*Spoilers and Such*
The Druid of Shannara opens with the King of the Silver River, a sort of Tom Bombadil analog that has taken on a life of its own as the series progressed. We might take this a central metaphor for the whole series: something that began as a mere pastiche of Tolkien and has over time evolved into its own separate universe. I wonder if the mention of "The Word" caught my eye when I was in Jr. High. I was studying the Gospel of John for Quiz Team at the time. If it did, I don't remember it. of course, Terry Brooks' word is a rather different thing than the Son of Man or even Marcus Aurelius' Logos. Still, the Christian resonances in this passage are unmistakable: a servant of The Word in imitation of its creator draws up earth into itself and begets a child that will go into the world and redeem it (of course this is only a creature doing this so there is no question of eternal procession, distinct persons, substances, etc.). The markedly mythic language that Brooks employs to describe the whole scene is a welcome change adding the richness of an implied mythology to the imagined world of the Four Lands. There are some similarities here to what Ursula K. LeGuin was doing at the same time in her Earthsea novels with the "daughter of god" character, Tehanu and I wonder if there is any connection or correlation. Looking back at the function that Quickening will serve, I see shades of God Emperor of Dune, and of course the name implies a connection with the Highlander Series. Who knows what was in the water or in the leaf-mold of the mind when this opening was devised. In this opening chapter I also encountered my first reminder of how little I remember about this book: I couldn't remember a thing about the story's villain, Uhl Belk.

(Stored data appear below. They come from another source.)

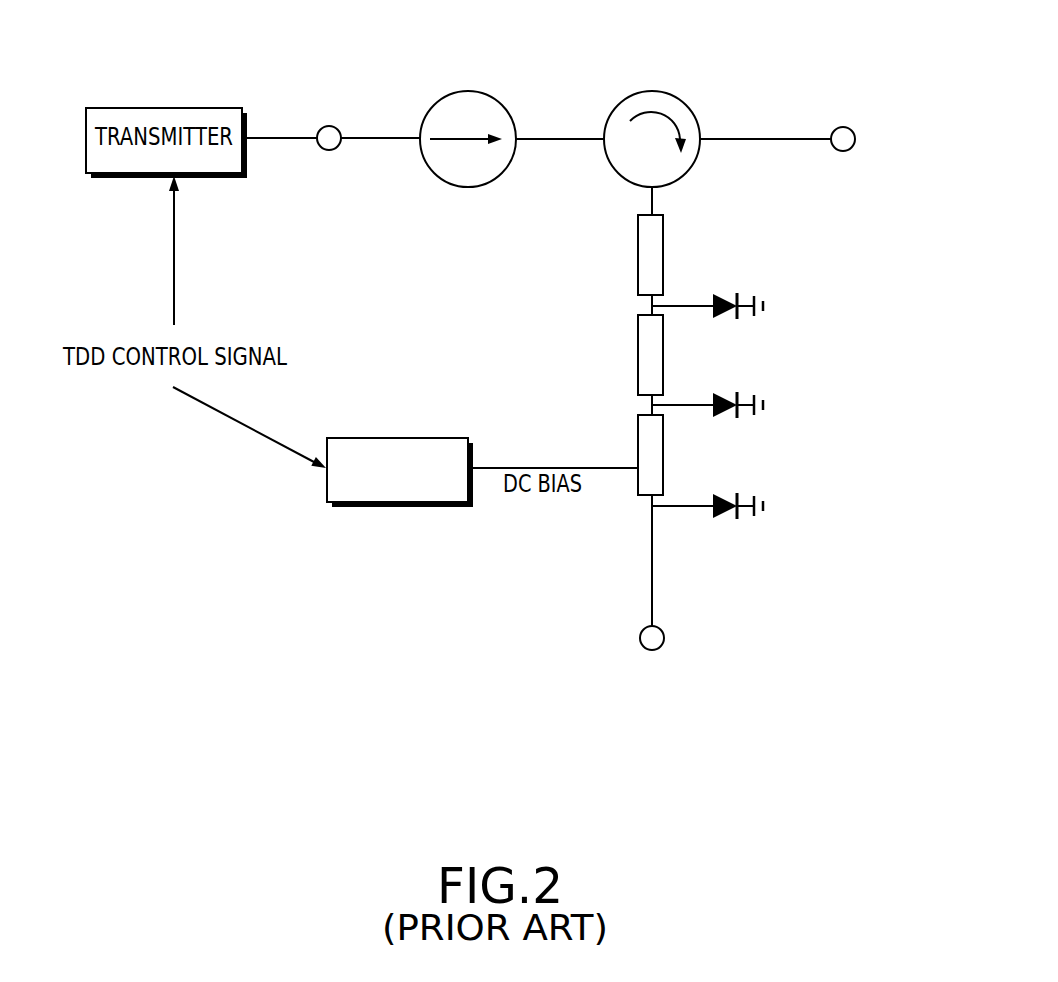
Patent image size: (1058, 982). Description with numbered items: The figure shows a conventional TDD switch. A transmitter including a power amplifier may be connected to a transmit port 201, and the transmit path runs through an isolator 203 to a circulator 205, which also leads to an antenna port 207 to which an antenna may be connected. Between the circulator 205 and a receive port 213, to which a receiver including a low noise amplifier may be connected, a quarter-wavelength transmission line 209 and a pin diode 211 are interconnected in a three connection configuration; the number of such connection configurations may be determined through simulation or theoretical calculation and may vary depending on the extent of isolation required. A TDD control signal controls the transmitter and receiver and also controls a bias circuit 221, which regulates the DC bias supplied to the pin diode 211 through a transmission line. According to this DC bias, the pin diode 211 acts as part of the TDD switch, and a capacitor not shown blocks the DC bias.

The transmit port 201 is at (328, 169).
The isolator 203 is at (471, 105).
The circulator 205 is at (654, 105).
The antenna port 207 is at (841, 169).
The λ/4 transmission line 209 is at (607, 444).
The pin diode 211 is at (778, 498).
The receive port 213 is at (697, 652).
The bias circuit 221 is at (400, 472).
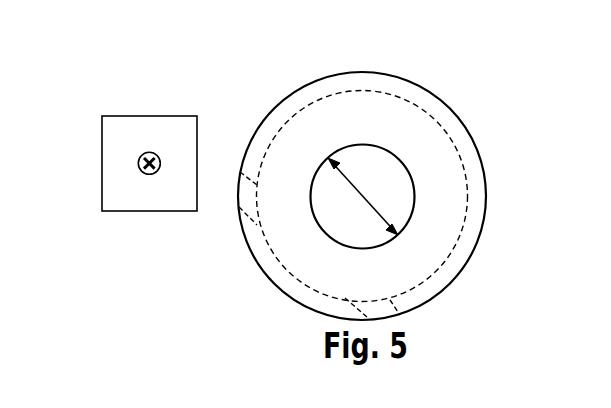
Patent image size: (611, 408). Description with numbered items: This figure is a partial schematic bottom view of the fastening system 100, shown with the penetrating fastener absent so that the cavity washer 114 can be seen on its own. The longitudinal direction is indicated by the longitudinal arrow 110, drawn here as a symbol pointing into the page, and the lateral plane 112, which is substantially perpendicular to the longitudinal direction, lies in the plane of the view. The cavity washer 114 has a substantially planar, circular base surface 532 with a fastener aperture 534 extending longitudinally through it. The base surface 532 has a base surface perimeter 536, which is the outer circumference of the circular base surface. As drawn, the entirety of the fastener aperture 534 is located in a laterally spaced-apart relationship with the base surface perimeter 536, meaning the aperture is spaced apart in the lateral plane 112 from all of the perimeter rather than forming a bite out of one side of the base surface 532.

The fastening system 100 is at (415, 181).
The longitudinal arrow 110 is at (149, 152).
The lateral plane 112 is at (187, 206).
The cavity washer 114 is at (460, 96).
The base surface 532 is at (413, 253).
The fastener aperture 534 is at (395, 182).
The base surface perimeter 536 is at (485, 190).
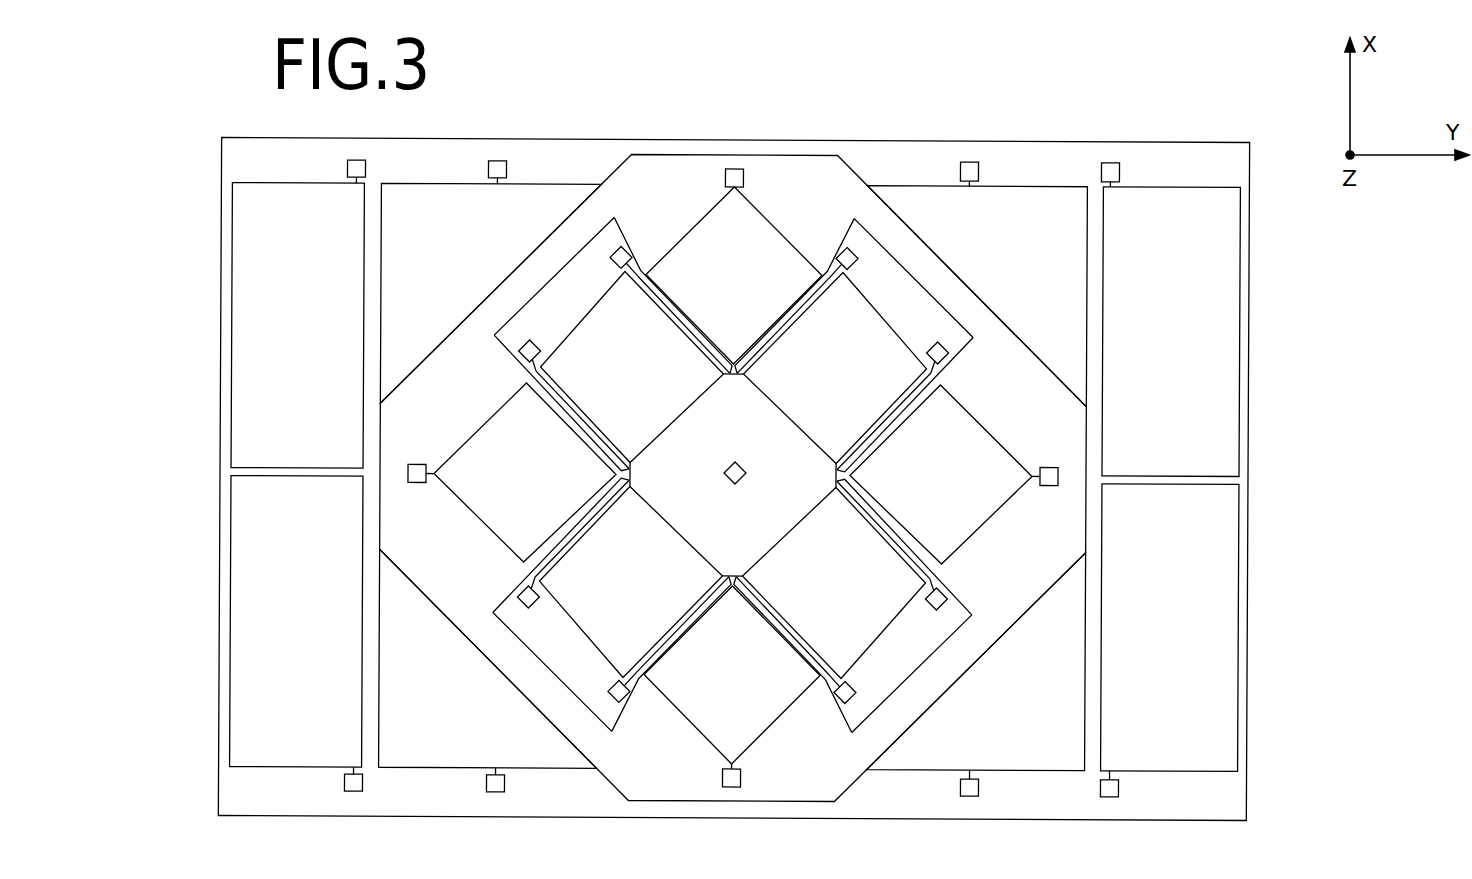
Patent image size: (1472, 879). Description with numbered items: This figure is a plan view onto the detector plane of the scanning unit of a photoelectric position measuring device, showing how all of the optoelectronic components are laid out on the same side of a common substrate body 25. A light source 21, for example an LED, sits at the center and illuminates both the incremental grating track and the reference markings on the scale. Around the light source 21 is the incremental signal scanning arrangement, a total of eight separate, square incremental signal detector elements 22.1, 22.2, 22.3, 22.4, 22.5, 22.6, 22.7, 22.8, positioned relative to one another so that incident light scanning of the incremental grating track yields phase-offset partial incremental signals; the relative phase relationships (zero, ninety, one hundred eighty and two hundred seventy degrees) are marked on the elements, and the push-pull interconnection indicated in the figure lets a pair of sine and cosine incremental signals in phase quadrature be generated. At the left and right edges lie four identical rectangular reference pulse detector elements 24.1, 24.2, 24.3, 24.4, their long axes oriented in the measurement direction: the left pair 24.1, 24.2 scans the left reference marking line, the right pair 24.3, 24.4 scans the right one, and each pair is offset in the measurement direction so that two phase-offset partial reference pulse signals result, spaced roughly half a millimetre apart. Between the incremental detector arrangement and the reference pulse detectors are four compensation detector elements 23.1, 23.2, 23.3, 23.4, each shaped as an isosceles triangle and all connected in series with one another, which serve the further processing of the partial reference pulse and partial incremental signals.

The light source 21 is at (735, 485).
The incremental signal detector element 22.1 is at (493, 457).
The incremental signal detector element 22.2 is at (628, 307).
The incremental signal detector element 22.3 is at (778, 263).
The incremental signal detector element 22.4 is at (883, 348).
The incremental signal detector element 22.5 is at (987, 458).
The incremental signal detector element 22.6 is at (885, 603).
The incremental signal detector element 22.7 is at (792, 682).
The incremental signal detector element 22.8 is at (578, 566).
The compensation detector element 23.1 is at (460, 745).
The compensation detector element 23.2 is at (449, 214).
The compensation detector element 23.3 is at (996, 208).
The compensation detector element 23.4 is at (1025, 745).
The reference pulse detector element 24.1 is at (250, 607).
The reference pulse detector element 24.2 is at (253, 383).
The reference pulse detector element 24.3 is at (1213, 343).
The reference pulse detector element 24.4 is at (1222, 628).
The substrate body 25 is at (1163, 167).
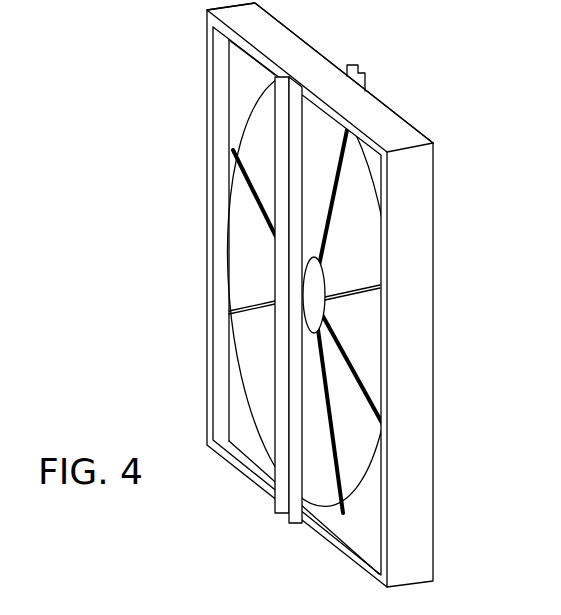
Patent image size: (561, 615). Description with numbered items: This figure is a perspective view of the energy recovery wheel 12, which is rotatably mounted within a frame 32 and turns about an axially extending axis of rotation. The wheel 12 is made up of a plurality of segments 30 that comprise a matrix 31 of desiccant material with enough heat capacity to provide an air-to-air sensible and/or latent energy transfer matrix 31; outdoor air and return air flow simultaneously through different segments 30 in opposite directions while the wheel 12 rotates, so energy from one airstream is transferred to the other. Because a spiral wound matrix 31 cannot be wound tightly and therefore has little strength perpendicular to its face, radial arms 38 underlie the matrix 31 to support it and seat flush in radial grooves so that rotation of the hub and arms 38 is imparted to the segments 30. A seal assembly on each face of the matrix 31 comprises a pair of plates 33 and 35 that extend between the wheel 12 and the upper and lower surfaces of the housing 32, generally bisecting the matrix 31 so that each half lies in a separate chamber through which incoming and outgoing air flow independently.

The energy recovery wheel 12 is at (376, 170).
The segment 30 is at (372, 321).
The matrix 31 is at (363, 343).
The frame 32 is at (410, 125).
The seal plate 33 is at (275, 89).
The seal plate 35 is at (366, 82).
The radial arm 38 is at (253, 194).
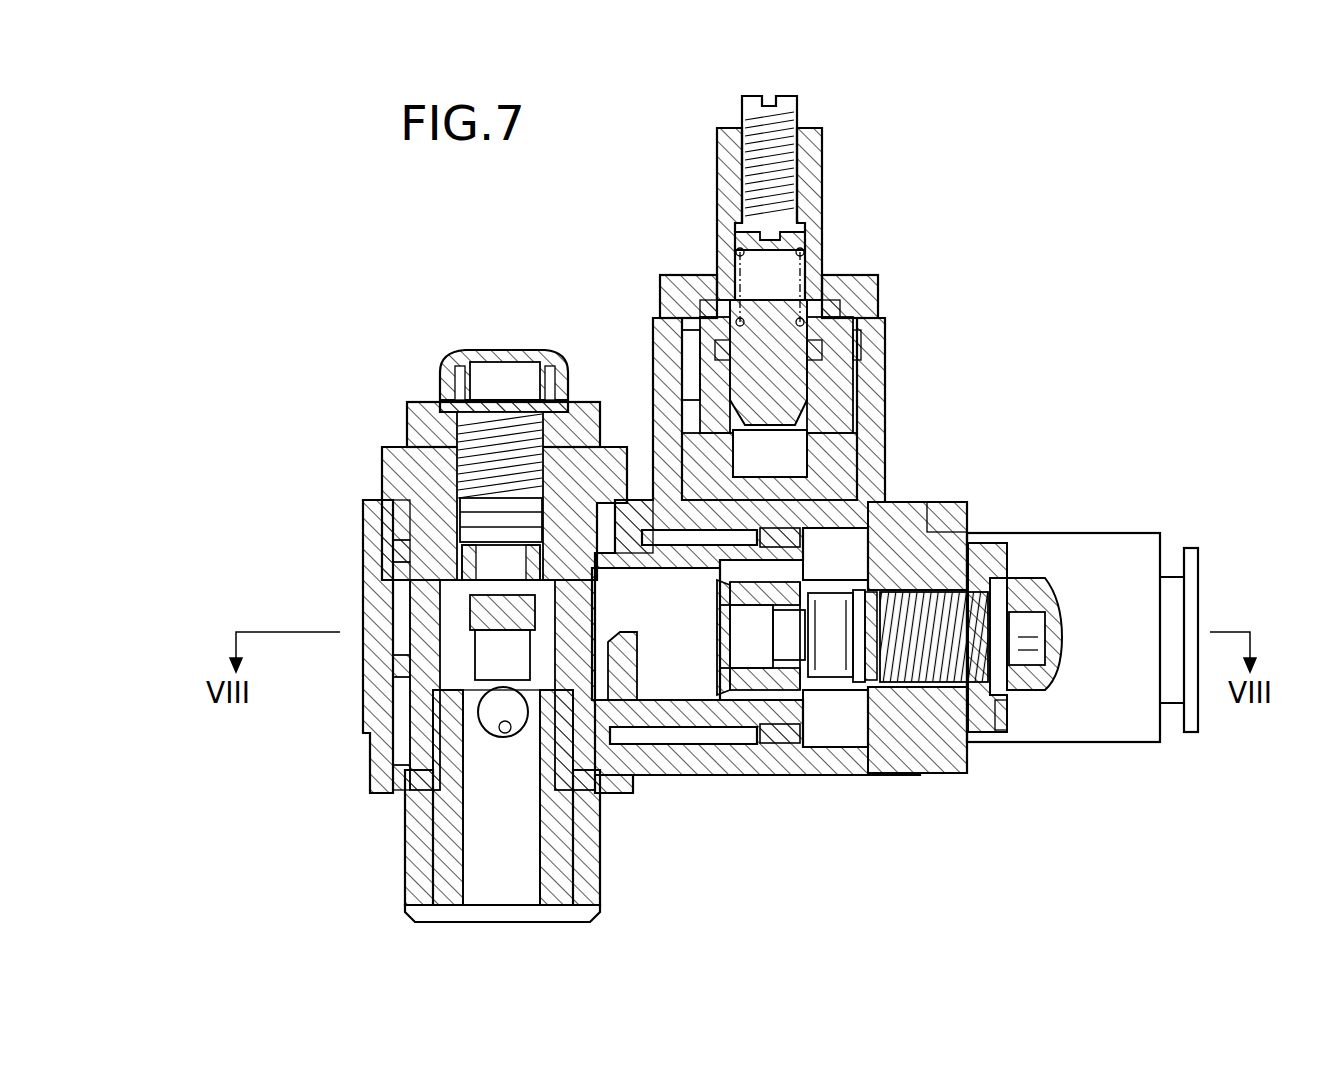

Once the story moves on to Walker Boh, my memory revives a little (but not much). I do enjoy that Walker is a little more cerebral than the other heroes. It's interesting to have a main character in these novels who's closer to thirty than to fifteen. Maybe that's a clue as to why I this book evidently didn't make much impression on me all those years ago. Whatever may be the case, Walker definitely has a more philosophical (I use the term loosely) and emotional journey than the other characters thus far. The reappearance of Cogline in this section is also welcome. We sense that Walker's success on the quest will be proportional to his relationship with the old man. This is a nice little added complexity: Walker isn't just going on a quest to save the Four Lands, he's also going on a quest to find peace with himself and his adopted father. Again, I find that Brooks' skill as a writer has grown leaps and bounds since the writing of The Wishsong of Shannra even if this is all still very much in the realm of light fiction.
Well, times wasting and that's all I've really got for today. As always, we'll see how it goes. Best wishes all!